Umugan’ugana akariho - L’indigne Pancrace ou le Coche et la mouche
Coin du lecteur:
Par Kazirukanyo Martin
Après avoir lu régulièrement sur le net les élucubrations utopiques de l’indigne Cimpaye Pancrace (puisqu’il se nomme lui-même ainsi), je me suis souvenu de cette belle fable et de sa morale qui résume bien, de nos jours, le positionnement de certains de nos compatriotes burundais sur l’échiquier politique, à commencer par Sieur Cimpaye.
En effet, le Coche et la Mouche, de Jean de la Fontaine est une fable qui raconte une petite histoire avec une portée morale de longueur variable, elle autorise le changement de la mesure du vers pour animer le récit. Elle met en scène deux protagonistes très différents : La Mouche, insecte minuscule et vantard et le coche (moyen de transport) lourd et, par métonymie (contenant pour le contenu), les voyageurs qu’il transporte. La conjonction « et » prend rapidement une valeur adversative (l’un contre l’autre).
La fable toute entière joue de la distinction entre le faire et le paraître.
- Du vers 1 au vers 6, la dimension comique provient du contraste entre la petitesse et la grandeur « Six forts chevaux tiraient un Coche », « Femmes, Moine, vieillards », qui exprime la grandeur et « Une Mouche » qui correspond à la petitesse.
- Vers 15 « Un Sergent de bataille allant en chaque endroit ». La comparaison avec le « sergent de bataille », joue aussi de la séparation entre l'infime taille et le manque d'importance de la mouche, et la carrure ainsi que le rôle crucial du sergent.
- Vers 7 « Prétend les animer par son bourdonnement ». La disjonction comique entre le verbe et le complément de moyen.
- Le caractère grandiloquent des rimes « victoire » et « gloire » vient contredire le peu d’importance de la situation.
- La Fontaine insiste sur l’inutilité des actions de la mouche : « Dame Mouche s'en va chanter à leurs oreilles,/ Et fait cent sottises pareilles ».
- L’ellipse confère une dimension comique : « Après bien du travail le Coche arrive au haut ».
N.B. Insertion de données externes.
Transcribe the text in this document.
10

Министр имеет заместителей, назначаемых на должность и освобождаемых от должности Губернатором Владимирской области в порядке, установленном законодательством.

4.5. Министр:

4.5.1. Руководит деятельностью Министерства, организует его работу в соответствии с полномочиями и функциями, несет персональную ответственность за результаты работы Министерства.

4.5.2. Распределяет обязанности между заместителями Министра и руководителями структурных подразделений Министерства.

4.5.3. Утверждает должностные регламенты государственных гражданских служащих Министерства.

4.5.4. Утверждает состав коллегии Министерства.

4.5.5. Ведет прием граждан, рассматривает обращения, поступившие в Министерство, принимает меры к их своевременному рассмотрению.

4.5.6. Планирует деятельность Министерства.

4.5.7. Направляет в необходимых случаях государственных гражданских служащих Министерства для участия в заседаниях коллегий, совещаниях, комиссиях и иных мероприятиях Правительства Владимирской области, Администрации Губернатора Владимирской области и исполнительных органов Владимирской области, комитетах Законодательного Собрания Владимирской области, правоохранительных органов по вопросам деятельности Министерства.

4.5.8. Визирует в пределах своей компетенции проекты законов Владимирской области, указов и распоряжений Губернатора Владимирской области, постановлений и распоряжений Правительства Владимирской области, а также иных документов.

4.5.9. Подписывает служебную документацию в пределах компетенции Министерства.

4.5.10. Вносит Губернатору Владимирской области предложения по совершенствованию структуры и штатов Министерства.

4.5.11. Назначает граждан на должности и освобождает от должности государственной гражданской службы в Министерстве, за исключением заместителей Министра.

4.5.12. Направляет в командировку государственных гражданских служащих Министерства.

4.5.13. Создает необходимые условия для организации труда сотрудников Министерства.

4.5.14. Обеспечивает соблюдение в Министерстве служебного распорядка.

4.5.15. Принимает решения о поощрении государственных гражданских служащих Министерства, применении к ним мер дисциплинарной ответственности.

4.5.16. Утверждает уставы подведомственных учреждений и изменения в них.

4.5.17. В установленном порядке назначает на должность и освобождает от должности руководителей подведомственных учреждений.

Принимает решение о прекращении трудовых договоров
• Jean de LA FONTAINE (1621-1695)
Le Coche et la Mouche
Dans un chemin montant, sablonneux, malaisé,
Et de tous les côtés au Soleil exposé,
Six forts chevaux tiraient un Coche.
Femmes, Moine, vieillards, tout était descendu.
L'attelage suait, soufflait, était rendu.
Une Mouche survient, et des chevaux s'approche ;
Prétend les animer par son bourdonnement ;
Pique l'un, pique l'autre, et pense à tout moment
Qu'elle fait aller la machine,
S'assied sur le timon, sur le nez du Cocher ;
Aussitôt que le char chemine,
Et qu'elle voit les gens marcher,
Elle s'en attribue uniquement la gloire ;
Va, vient, fait l'empressée ; il semble que ce soit
Un Sergent de bataille allant en chaque endroit
Faire avancer ses gens, et hâter la victoire.
La Mouche en ce commun besoin
Se plaint qu'elle agit seule, et qu'elle a tout le soin ;
Qu'aucun n'aide aux chevaux à se tirer d'affaire.
Le Moine disait son Bréviaire ;
Il prenait bien son temps ! une femme chantait ;
C'était bien de chansons qu'alors il s'agissait !
Dame Mouche s'en va chanter à leurs oreilles,
Et fait cent sottises pareilles.
Après bien du travail le Coche arrive au haut.
Respirons maintenant, dit la Mouche aussitôt :
J'ai tant fait que nos gens sont enfin dans la plaine.
Ca, Messieurs les Chevaux, payez-moi de ma peine.
Ainsi certaines gens, faisant les empressés,
S'introduisent dans les affaires :
Ils font partout les nécessaires,
Et, partout importuns, devraient être chassés.